After excluding the two problematic DIP items, comparison of remaining single-item ratings of feasibility (easy to understand, t(10) = 5.27, P<0.001; improved flow, t(10) = 2.32, P = 0.043) and acceptability (encourage clinician use, t(10) = 2.17, P = 0.055; felt at ease, t(10) = 21.3, P = 0.059) across patient and clinician assessments revealed the same pattern as the analysis of means. DIC single-item results (online supplement DS2) identified clinician concerns about CFI comprehensibility and interview flow (feasibility) and about CFI impact on clarification of diagnosis, cultural background, severity, and patient–clinician differences (utility). DIP single-item results did not indicate specific concerns, although identification of barriers to care (utility) scored somewhat lower than other items.
Duration
Average CFI duration ranged from 18.8 min in The Netherlands to 29.2 in Kenya (P<0.001) and total interview duration ranged from 37.6 min in Kenya to 88.2 in The Netherlands (P<0.001). Average overall CFI duration was 23.4 min, within a 54.1 min intake.

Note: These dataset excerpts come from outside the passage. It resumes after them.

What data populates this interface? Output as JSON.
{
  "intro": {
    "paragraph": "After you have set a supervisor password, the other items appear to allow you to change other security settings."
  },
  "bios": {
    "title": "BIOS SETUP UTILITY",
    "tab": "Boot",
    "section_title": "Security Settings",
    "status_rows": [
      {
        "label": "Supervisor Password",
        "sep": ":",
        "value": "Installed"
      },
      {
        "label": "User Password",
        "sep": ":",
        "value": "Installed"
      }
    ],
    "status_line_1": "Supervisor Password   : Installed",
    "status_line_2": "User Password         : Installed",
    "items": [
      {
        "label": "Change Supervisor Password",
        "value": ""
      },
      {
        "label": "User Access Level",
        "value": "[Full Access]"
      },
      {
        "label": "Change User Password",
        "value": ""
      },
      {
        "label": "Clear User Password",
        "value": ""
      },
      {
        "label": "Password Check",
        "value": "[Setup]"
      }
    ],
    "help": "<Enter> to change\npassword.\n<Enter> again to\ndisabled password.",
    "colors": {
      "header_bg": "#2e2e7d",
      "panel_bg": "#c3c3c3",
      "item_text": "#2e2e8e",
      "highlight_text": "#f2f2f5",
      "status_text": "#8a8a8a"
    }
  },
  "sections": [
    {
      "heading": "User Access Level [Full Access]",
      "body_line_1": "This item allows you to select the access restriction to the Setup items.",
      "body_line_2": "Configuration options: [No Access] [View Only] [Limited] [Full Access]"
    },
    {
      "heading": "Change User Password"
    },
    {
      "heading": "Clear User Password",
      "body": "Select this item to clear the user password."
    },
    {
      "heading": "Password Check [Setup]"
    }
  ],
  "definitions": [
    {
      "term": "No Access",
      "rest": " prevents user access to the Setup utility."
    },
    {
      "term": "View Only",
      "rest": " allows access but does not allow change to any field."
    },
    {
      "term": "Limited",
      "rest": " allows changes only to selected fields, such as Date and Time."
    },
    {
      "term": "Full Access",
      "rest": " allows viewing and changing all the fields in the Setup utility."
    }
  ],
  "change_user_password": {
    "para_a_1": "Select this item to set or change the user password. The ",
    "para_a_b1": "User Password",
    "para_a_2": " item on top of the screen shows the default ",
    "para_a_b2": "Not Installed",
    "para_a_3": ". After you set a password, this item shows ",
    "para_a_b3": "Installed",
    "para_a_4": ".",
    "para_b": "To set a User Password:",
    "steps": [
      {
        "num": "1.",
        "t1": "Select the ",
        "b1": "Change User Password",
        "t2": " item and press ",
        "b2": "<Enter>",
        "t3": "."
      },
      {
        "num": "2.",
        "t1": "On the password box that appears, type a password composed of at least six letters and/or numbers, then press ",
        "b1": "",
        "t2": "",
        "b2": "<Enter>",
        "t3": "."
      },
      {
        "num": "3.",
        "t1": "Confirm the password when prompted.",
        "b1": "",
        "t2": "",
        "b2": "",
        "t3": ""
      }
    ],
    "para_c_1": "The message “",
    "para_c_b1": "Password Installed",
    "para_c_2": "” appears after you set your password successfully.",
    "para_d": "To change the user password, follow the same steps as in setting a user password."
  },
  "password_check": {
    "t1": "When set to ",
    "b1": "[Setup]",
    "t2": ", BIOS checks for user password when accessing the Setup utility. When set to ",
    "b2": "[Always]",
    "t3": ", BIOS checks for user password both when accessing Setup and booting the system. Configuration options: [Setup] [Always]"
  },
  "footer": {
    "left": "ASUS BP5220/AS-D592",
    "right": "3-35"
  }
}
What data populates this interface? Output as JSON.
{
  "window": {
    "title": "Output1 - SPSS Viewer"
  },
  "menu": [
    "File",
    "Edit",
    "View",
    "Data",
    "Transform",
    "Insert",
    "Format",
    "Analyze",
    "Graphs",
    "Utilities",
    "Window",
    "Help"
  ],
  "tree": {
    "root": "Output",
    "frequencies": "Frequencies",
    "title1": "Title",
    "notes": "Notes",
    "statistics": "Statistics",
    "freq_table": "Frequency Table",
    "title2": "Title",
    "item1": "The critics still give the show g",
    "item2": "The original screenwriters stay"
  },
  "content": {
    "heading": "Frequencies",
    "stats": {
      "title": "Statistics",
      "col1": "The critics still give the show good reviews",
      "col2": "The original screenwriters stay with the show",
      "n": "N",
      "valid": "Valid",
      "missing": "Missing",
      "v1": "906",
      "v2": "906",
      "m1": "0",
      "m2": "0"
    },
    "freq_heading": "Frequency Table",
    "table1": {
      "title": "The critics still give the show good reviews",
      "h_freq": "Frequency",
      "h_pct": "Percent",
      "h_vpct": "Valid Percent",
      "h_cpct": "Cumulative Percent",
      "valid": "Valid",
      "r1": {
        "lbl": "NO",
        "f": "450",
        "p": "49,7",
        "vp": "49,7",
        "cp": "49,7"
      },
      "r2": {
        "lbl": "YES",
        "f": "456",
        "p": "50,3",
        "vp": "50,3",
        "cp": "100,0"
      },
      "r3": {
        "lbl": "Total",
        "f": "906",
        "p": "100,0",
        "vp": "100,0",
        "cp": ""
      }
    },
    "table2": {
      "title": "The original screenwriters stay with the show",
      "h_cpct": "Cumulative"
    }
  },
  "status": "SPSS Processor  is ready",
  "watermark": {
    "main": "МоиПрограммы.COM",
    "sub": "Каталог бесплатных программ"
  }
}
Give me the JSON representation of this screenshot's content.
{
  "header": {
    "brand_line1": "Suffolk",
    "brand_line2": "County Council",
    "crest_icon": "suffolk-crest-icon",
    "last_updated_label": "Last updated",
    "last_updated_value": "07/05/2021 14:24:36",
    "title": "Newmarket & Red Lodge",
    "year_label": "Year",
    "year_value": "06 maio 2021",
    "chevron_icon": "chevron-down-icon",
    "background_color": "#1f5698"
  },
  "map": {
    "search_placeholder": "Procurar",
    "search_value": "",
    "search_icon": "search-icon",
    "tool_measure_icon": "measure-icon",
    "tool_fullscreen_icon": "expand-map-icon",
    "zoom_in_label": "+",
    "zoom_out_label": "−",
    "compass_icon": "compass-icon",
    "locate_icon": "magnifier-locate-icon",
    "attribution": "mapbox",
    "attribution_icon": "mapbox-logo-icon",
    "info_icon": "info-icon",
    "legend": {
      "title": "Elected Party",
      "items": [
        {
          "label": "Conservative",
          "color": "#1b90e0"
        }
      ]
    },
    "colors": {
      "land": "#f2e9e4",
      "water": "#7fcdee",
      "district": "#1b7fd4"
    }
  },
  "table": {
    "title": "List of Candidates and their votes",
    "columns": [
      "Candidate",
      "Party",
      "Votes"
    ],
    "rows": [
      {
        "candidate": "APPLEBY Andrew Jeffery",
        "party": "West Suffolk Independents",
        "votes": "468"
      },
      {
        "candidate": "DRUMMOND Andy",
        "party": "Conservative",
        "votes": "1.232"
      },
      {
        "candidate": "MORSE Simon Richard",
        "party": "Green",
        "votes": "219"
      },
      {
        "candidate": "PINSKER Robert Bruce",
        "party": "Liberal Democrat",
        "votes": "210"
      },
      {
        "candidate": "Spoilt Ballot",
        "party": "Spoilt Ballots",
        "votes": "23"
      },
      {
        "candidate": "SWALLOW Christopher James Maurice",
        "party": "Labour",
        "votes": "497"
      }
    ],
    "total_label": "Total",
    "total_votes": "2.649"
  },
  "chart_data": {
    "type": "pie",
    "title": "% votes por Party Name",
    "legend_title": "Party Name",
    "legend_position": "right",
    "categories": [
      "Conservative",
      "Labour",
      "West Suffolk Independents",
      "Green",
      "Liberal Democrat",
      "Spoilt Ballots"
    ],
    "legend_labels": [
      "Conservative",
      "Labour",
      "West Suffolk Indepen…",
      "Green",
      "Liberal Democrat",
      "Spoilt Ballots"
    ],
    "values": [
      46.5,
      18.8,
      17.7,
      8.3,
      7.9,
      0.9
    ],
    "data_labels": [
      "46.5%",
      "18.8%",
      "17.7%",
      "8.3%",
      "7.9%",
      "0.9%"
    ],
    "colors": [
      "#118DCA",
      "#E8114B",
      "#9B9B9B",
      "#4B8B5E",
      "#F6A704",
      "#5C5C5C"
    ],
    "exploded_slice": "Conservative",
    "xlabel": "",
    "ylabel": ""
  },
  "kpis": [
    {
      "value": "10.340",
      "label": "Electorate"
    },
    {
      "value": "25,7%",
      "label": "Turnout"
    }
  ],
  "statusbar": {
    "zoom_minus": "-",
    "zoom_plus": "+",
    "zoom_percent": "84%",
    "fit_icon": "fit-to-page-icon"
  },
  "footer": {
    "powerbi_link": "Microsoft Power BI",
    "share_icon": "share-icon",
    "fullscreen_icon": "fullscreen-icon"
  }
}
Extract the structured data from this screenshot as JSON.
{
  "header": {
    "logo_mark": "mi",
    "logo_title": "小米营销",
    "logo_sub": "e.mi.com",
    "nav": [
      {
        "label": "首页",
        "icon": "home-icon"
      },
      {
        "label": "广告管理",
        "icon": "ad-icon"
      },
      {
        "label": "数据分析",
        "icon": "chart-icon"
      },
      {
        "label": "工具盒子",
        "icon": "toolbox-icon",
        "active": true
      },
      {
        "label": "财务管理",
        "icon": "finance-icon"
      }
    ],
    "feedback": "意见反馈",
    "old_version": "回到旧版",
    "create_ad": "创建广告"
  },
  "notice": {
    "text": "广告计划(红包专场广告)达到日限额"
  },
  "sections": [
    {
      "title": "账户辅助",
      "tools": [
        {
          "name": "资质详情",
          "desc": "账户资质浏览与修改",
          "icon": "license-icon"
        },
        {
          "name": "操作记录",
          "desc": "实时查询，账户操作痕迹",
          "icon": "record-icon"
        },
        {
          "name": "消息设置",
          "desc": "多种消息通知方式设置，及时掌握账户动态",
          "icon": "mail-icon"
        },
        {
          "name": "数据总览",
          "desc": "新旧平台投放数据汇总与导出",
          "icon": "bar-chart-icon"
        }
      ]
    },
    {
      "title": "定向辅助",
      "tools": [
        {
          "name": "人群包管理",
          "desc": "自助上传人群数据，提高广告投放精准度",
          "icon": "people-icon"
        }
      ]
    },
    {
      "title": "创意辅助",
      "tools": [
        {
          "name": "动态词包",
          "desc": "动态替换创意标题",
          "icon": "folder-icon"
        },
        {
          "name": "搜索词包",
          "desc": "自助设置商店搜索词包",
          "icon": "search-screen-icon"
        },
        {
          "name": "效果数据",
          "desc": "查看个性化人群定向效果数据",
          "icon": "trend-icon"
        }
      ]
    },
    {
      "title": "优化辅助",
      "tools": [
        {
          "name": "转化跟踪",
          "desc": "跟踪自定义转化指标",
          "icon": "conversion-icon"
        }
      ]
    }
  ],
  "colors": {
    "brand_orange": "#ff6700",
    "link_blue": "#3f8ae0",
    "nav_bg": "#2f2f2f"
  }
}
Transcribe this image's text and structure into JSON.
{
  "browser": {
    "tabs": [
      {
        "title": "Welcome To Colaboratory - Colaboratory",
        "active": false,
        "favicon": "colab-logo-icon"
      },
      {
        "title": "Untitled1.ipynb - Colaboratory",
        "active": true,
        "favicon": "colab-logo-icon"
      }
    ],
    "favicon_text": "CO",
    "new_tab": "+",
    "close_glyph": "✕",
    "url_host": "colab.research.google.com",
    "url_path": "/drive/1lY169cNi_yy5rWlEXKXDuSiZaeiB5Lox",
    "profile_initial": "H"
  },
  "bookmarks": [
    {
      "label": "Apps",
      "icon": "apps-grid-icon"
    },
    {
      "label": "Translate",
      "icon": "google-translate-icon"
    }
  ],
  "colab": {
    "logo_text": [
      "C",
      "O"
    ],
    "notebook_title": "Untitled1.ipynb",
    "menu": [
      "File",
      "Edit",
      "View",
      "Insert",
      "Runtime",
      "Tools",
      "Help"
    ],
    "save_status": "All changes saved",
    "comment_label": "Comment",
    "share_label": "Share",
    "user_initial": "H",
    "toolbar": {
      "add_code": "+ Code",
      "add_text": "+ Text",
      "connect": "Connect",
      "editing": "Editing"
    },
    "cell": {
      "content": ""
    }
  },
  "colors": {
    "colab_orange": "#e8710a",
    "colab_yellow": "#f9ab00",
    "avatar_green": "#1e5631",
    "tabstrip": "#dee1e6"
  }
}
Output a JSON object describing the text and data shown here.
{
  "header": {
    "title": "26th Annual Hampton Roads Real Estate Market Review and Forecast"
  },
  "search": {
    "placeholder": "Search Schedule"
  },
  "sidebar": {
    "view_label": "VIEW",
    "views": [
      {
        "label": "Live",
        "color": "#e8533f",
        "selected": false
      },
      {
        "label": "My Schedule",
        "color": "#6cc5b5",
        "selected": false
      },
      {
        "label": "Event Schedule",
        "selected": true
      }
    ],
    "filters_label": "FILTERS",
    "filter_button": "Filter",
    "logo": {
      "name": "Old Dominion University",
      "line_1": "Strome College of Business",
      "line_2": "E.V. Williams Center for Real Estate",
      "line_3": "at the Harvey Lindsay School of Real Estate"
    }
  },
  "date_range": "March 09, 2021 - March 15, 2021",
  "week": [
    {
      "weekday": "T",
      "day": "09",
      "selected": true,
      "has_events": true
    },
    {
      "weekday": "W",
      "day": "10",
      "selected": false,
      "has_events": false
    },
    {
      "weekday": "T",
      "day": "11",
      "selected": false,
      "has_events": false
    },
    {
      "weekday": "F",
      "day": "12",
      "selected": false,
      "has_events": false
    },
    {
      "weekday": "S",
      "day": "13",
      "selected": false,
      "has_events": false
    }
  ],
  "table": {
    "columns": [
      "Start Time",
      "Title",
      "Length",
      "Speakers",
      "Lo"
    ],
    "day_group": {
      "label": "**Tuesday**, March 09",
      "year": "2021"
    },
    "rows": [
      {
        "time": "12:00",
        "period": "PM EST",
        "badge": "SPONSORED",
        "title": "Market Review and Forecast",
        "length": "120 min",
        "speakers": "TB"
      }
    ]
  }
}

Cross-nationally, the proportion of the interview devoted to the CFI varied significantly (online Table DS7).
Practice effects
Clinician (DIC) feasibility ratings improved significantly with practice, from an average of 0.59 at first use to 0.96 at the sixth or subsequent administration (Table 4). Acceptability and utility scores, by contrast, were stable and positive over time. Feasibility differed significantly from acceptability and utility ratings only for the first administration. Mean CFI duration decreased significantly, by over 4 min, consistent with clinicians' reports of increasing confidence in feasibility. This effect on CFI duration was evident by clinicians' second CFI administration, and remained stable at 22–23 min thereafter. Mean total diagnostic interview duration also decreased significantly but gradually, by over 12 min from first to last administration. CFI proportion of the total interview time increased slightly with practice.
CFI administration, mean (s.d.) | ||||||||
---|---|---|---|---|---|---|---|---|
First (n = 74) |
Second (n = 68) |
Third (n = 67) |
Fourth (n = 42) |
Fifth (n = 26) |
⩾Sixth
b
(n = 39) |
Beta (95% CI) | P | |
Feasibility | 0.59 (1.02) †‡ | 0.81 (0.95) | 0.72 (0.92) | 0.84 (0.66) | 0.72 (0.94) | 0.96 (0.67) c | 0.053 (0.003 to 0.103) |
0.039* |
Acceptability | 1.01 (0.72) † | 0.98 (0.78) | 0.97 (0.76) c | 0.98 (0.79) d | 0.87 (0.74) | 0.98 (0.70) c | −0.011 (−0.051 to 0.029) |
0.591 |
Clinical utility | 0.96 (0.65) ‡ | 0.92 (0.82) | 0.84 (0.66) | 0.91 (0.74) | 0.98 (0.66) | 1.06 (0.66) c | −0.013 (−0.046 to 0.021) |
0.458 |
Duration of CFI, min | 26.44 (10.40) e | 22.23 (9.64) f | 22.87 (9.38) d | 22.16 (8.77) c | 23.42 (9.57) c | 22.28 (8.39) | −1.017 (−1.616 to −0.418) |
0.001** |
Duration of full diagnostic interview, min |
62.70 (27.41) g | 54.26 (25.95) h | 53.67 (23.58) i | 48.21 (21.49) i | 47.92 (22.55) | 50.43 (28.61) d | − 1.609 (−2.708 to −0.510) |
0.004** |
CFI proportion (%) of total diagnostic interview |
47.49 (21.95) g | 47.62 (22.47) h | 48.91 (22.72) i | 51.67 (21.62) i | 54.07 (17.69) c | 51.94 (18.61) d | 0.046 (−0.753 to 0.845) |
0.910 |
a. Mixed-effect model comparisons control for clinicians seeing multiple patients and multiple clinicians within a site.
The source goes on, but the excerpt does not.